À titre subsidiaire, si par extraordinaire la cour jugeait que le loyer en renouvellement aurait été plafonné à la variation de l'indice ;

 

- fixer le montant total de l'indemnité d'éviction à la somme de 378 586 euros, décomposée comme suit :

 

- indemnité principale de transfert (valeur du droit au bail) : 276 676 euros ;

 

- indemnité de remploi : 26 260 euros ;

 

- frais de réinstallation : 29 648 euros ;

 

- trouble commercial : 23 669 euros ;

 

- double loyer : 20 833 euros ;

 

- frais de déménagement : 1 500 euros ;

 

À titre infiniment subsidiaire, si par infini extraordinaire la Cour retenait l'évaluation faite par l'expert judiciaire du droit au bail,

 

- fixer le montant total de l'indemnité d'éviction à la somme de 491 910 euros, décomposée comme suit :

 

- indemnité principale de transfert (valeur du droit au bail) : 390 000 euros ;

 

- indemnité de remploi : 26 260 euros ;

 

- frais de réinstallation : 29 648 euros ;

 

- trouble commercial : 23 669 euros ;

 

- double loyer : 20 833 euros ;

 

- frais de déménagement : 1 500 euros ;

 

- débouter la société Rudy's de ses autres demandes indemnitaires ;

 

Sur l'indemnité d'occupation :

 

- fixer l'indemnité d'occupation à la somme de 40 950 euros hors taxe et hors charges par an à compter du 1er juillet 2016 jusqu'à fin juillet 2022 ;

 

- condamner la société Rudy's à régler la somme de 135 652,25 euros hors taxes à la société B Harrison, augmentée de la TVA et des charges au titre de cette indemnité d'occupation ;

 

- ordonner la compensation des créances réciproques jusqu'à due concurrence ;

 

- condamner la société Rudy's à régler à la société B.Harrison la somme de 7 000 euros sur le fondement de l'article 700 du code de procédure civile ;

 

- condamner la société Rudy's aux entiers dépens de l'instance en ce compris les frais d'expertise.

 

En application de l'article 455 du code de procédure civile, il convient de se référer aux conclusions ci-dessus visées pour un plus ample exposé des moyens et prétentions des parties.
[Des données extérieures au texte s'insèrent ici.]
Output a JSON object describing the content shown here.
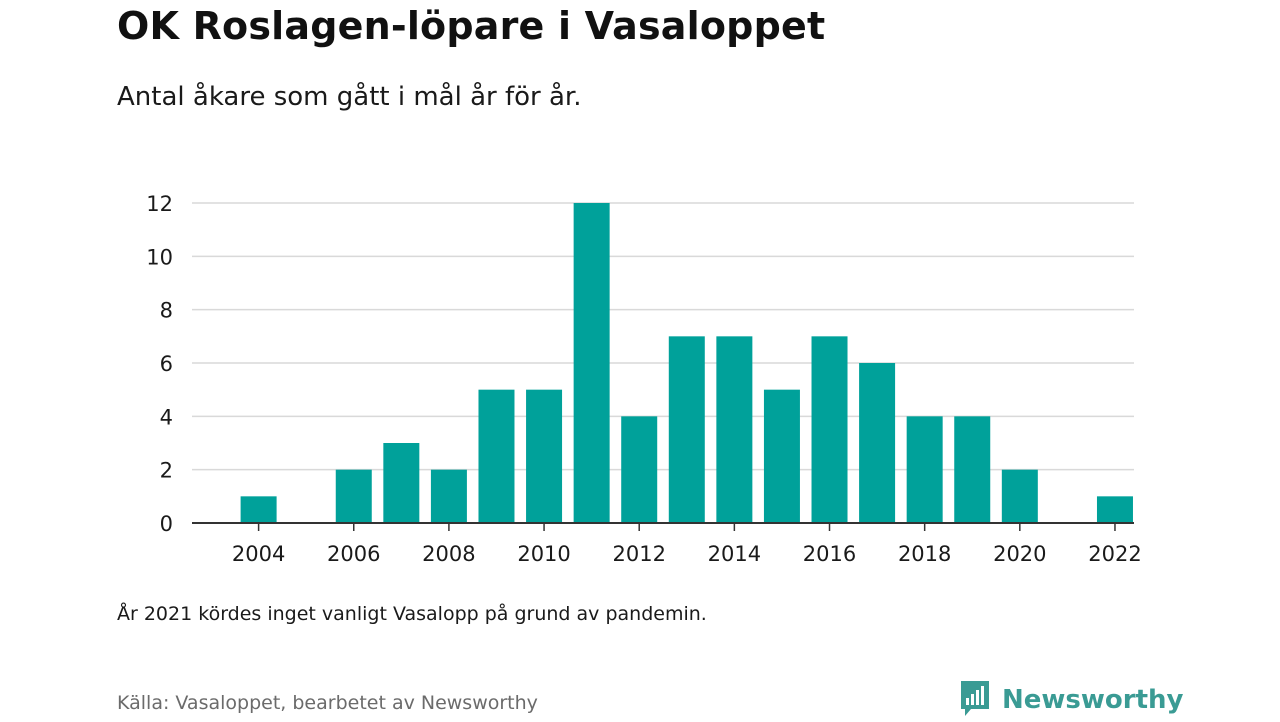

Cependant, pour une meilleure compréhension du présent arrêt, leur position sera succinctement résumée.

 

Sur l'indemnité d'éviction,

 

L'appelante expose à titre principal que le montant de l'indemnité d'éviction doit correspondre aux prix d'acquisition du nouveau bail qui est la conséquence directe et exclusive du refus de renouvellement ; que les frais d'acquisition du local de remplacement se sont élevés à la somme de 466 260 euros ; que le total des travaux d'aménagement s'élève à la somme de 77 208 euros ; que s'agissant des frais de remploi, un pourcentage de 10 % doit être retenu conformément à l'usage ; que la valeur locative en renouvellement du bail commercial doit être évaluée à la somme de 40 700 euros annuel et principal ; qu'elle devra régler un surcoût de loyer d'un montant de 83 700 euros sur 9 ans compte tenu du montant annuel de son nouveau loyer fixé à 50 000 € pour des locaux d'une superficie quasiment équivalente aux locaux évincés ; que le trouble commercial doit être fixé à 15 jours sur la base du chiffre d'affaires moyen TTC au cours des trois derniers exercices et non HT ; qu'elle a payé un double loyer durant les mois de mars à juillet 2022, conduisant à l'existence d'un préjudice de 20 833 euros ; que les frais de déménagement doivent être fixés à la somme forfaitaire de 2 500 euros ; que la somme totale de l'indemnité s'élève à la somme de 723 607 euros.

 

Elle expose à titre subsidiaire que le montant de l'indemnité d'éviction doit correspondre à la valeur du droit au bail des locaux évincés ; qu'aucune modification notable des facteurs locaux de commercialité ayant un intérêt pour l'exercice du commerce n'a été relevée ; que s'agissant de la surface pondérée, un coefficient de 0,9 doit être retenu pour la zone 2, conduisant à la fixation d'une surface pondérée de 37 m², conformément à ce qu'a retenu l'expert ; que s'agissant de la valeur locative en renouvellement au 1er juillet 2016 à 40 700 euros en annuel et principal, un coefficient de 8 doit être retenu conformément à ce qu'a retenu l'expert, conduisant à la fixation de la valeur du droit au bail à la somme de 390.000 euros ; que l'indemnité d'éviction devra être fixée à la somme de 644 847 euros.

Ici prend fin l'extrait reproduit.